Wer im Kinderheim der Nachkriegszeit großgeworden ist, hatte es schwer. Er oder sie galt per se als verwahrlost – und bekam kaum Bildung. Auch darunter leiden viele lebenslang. Eine Autorin klärt auf.
Journalistin und Autorin Christiane Florin bezeichnet “Klassismus” als “blinden Fleck der Missbrauchsdebatte”. Dem katholischen Internetportal “kirche-und-leben.de” sagte sie am Dienstag: “Das Heim war damals ein großes Stigma für die dort untergebrachten Kinder und Jugendlichen.” Vielen sei Bildung vorenthalten worden. Das sei eines der Rechercheergebnisse ihres neuen Buches “Keinzelfall. Wie Heinz ein katholisches Heim überlebte”. Florin ist überzeugt: “Viele Leben hätten anders verlaufen können, wenn die Kinder angemessen gefördert worden wären.”
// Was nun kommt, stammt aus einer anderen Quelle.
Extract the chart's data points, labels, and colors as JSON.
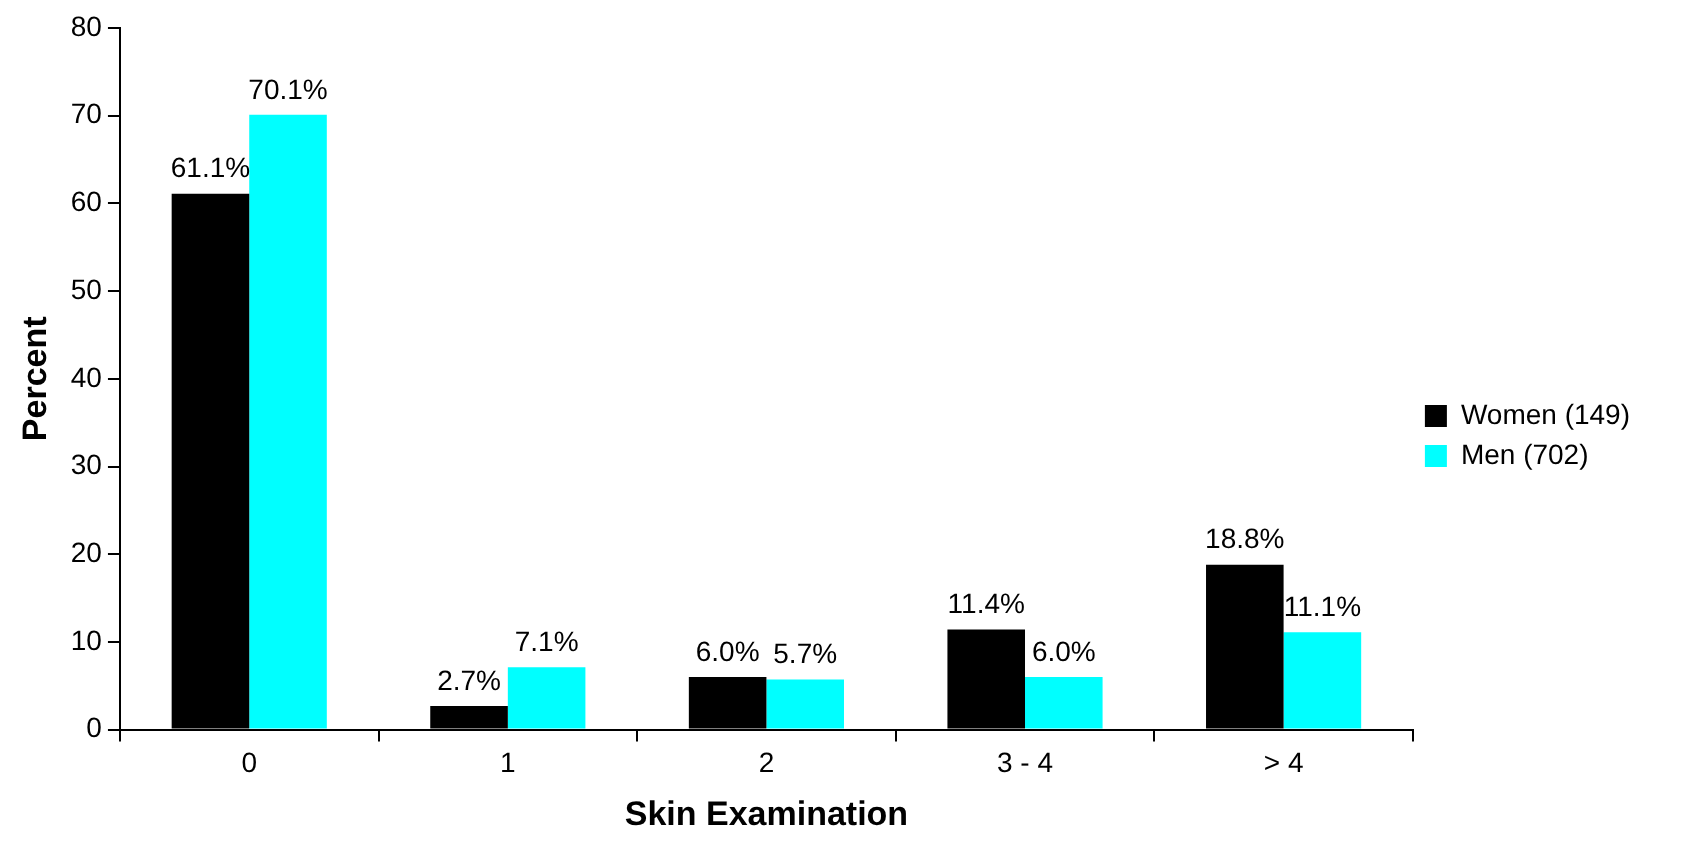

Diesen Klassismus sieht Florin durch öffentliche Debatten verstärkt. Betroffene Heimkinder würden kaum in Talkshows oder zu Pressekonferenzen eingeladen, “sie formulieren oft nicht so konsumierbar”. Auch sei es für oftmals nur wenig gebildete Heimkinder besonders schwer, wenn sie Unterstützung beantragen, Post in Behördendeutsch zu verstehen.
In ihrem neusten Buch gibt Florin einem Heimkind unter dem Pseudonym “Heinz” eine Stimme. Menschen wie Heinz könnten mit dem theologisch-wissenschaftlichen Jargon, der Gewalt und Willkür verweichliche, nicht viel anfangen. “Er spricht ohne Umschweife über seine Erlebnisse und seine Vorstellung von Aufarbeitung”, sagt Florin. Diese Klarheit schockiere und störe viele. So kämen Heimkinder in der Öffentlichkeit kaum vor.
Zur Geschichte des Buches erklärte Florin, Heinz selbst habe sich an sie gewandt und ihr seine Leidensgeschichte erzählt. “Ich dachte kurz darüber nach, ob ich mich selbst schon ausreichend mit Heimkindern beschäftigt habe und wie es mit der Studienlage aussieht. Und ich stellte fest: Diese Geschichten sind zu wenig erzählt worden. Wir haben uns also getroffen.”
Im Folgenden berichtete Heinz ihr von seinem Kampf ums Überleben im Heim – angesichts von sexuellem Missbrauch, Sadismus, Demütigungen und völliger Willkür, der er schutzlos ausgeliefert war. Und von dem lebenslangen Kampf in seinem Inneren – nach dem Heim. Florin recherchierte seine Lebensgeschichte und legte Informationen über Kinderheime in der Nachkriegszeit und die Aufarbeitungsgeschichte dazu.